Fazla değil bundan bir yıl önce, hatta altı ay önce olsaydı, İsrail’in Filistinlilere yönelik iki aydır sürdürdüğü saldırılara karşı; ellerinde yeşil bayrakları, dillerinde “Allahuekber” sloganları ve “Şeriat isteriz” nidaları ile malum odaklar, “Büyük Kudüs Mitingleri”yle yeri göğü inletiyor olurlardı!
Hele de bu gelişmeler ramazana denk geldiyse!

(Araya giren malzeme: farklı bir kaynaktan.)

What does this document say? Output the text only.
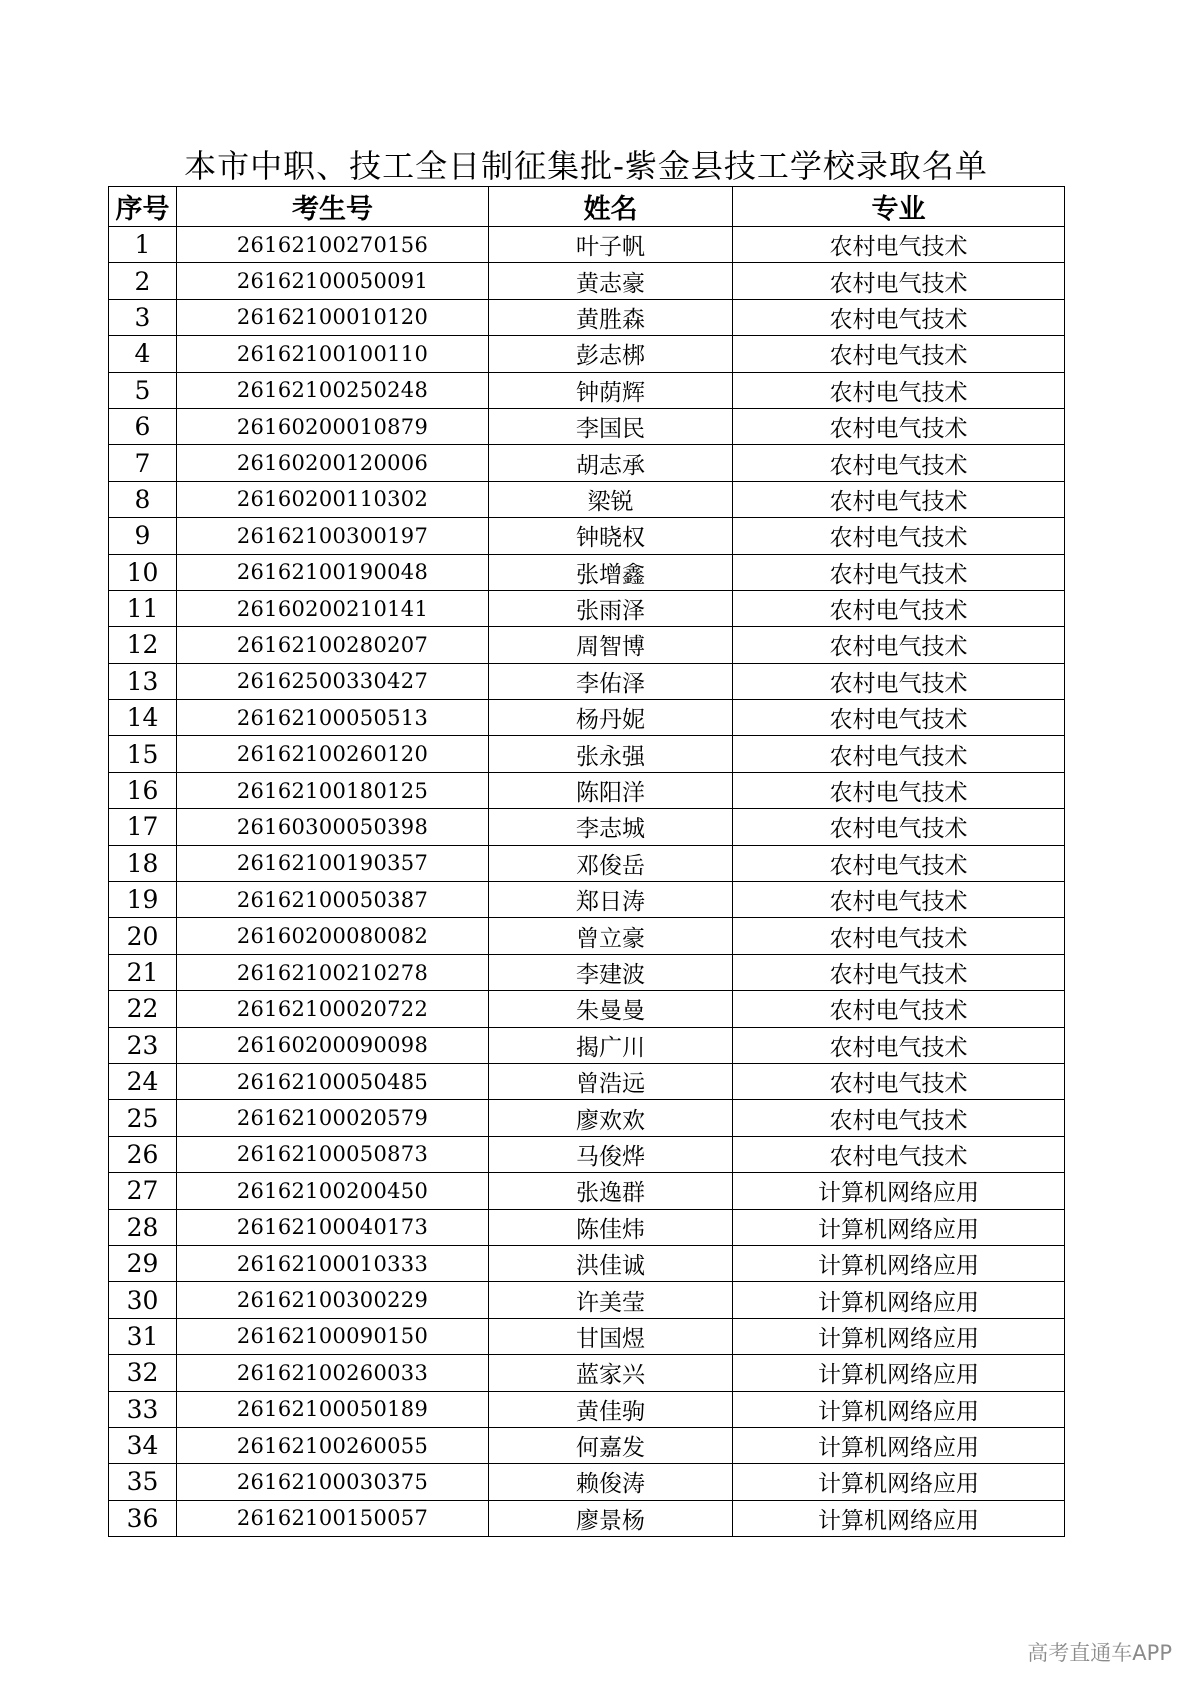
本市中职、技工全日制征集批-紫金县技工学校录取名单
序号	考生号	姓名	专业
1	26162100270156	叶子帆	农村电气技术
2	26162100050091	黄志豪	农村电气技术
3	26162100010120	黄胜森	农村电气技术
4	26162100100110	彭志梆	农村电气技术
5	26162100250248	钟荫辉	农村电气技术
6	26160200010879	李国民	农村电气技术
7	26160200120006	胡志承	农村电气技术
8	26160200110302	梁锐	农村电气技术
9	26162100300197	钟晓权	农村电气技术
10	26162100190048	张增鑫	农村电气技术
11	26160200210141	张雨泽	农村电气技术
12	26162100280207	周智博	农村电气技术
13	26162500330427	李佑泽	农村电气技术
14	26162100050513	杨丹妮	农村电气技术
15	26162100260120	张永强	农村电气技术
16	26162100180125	陈阳洋	农村电气技术
17	26160300050398	李志城	农村电气技术
18	26162100190357	邓俊岳	农村电气技术
19	26162100050387	郑日涛	农村电气技术
20	26160200080082	曾立豪	农村电气技术
21	26162100210278	李建波	农村电气技术
22	26162100020722	朱曼曼	农村电气技术
23	26160200090098	揭广川	农村电气技术
24	26162100050485	曾浩远	农村电气技术
25	26162100020579	廖欢欢	农村电气技术
26	26162100050873	马俊烨	农村电气技术
27	26162100200450	张逸群	计算机网络应用
28	26162100040173	陈佳炜	计算机网络应用
29	26162100010333	洪佳诚	计算机网络应用
30	26162100300229	许美莹	计算机网络应用
31	26162100090150	甘国煜	计算机网络应用
32	26162100260033	蓝家兴	计算机网络应用
33	26162100050189	黄佳驹	计算机网络应用
34	26162100260055	何嘉发	计算机网络应用
35	26162100030375	赖俊涛	计算机网络应用
36	26162100150057	廖景杨	计算机网络应用
高考直通车APP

Oysa bugün, iki aydır İsrail’in Filistin’de giriştiği saldırılar, İsrailli ya da Filistinli çok sayıda kişinin öldürülmesi, yüzlerce Filistinlinin tutuklanması karşısında bugüne kadar görülmemiş bir derin sessizlik yaşanıyor. Ancak Yahudilerin kutsal günleri dolayısıyla Mescidi Aksa’nın avlusunda kurban kesmek istemesi karşısında tepki gösteren cemaate İsrail askerlerinin çok sert müdahalesinden sonra bile Türkiye’den çıkarılan ses İsrail’den duyulması olanaklı olmayan cılızlıktaydı!
Bu sessizliği Cumhurbaşkanı Erdoğan, “O gün başka bugün başka” diyerek açıkladı!
"İSRAİL’LE ATTIĞIMIZ ADIMLAR BAŞKA, KUDÜS DAVASI BAŞKADIR!"
Nitekim, İsrail’in Filistinlilere iki aydır süren saldırılarını görmezden gelen Cumhurbaşkanı Erdoğan ancak saldırının Mescidi Aksa’ya kadar gelmesiyle konuşmak zorunda kaldı. Ama ne konuşma ne kalış!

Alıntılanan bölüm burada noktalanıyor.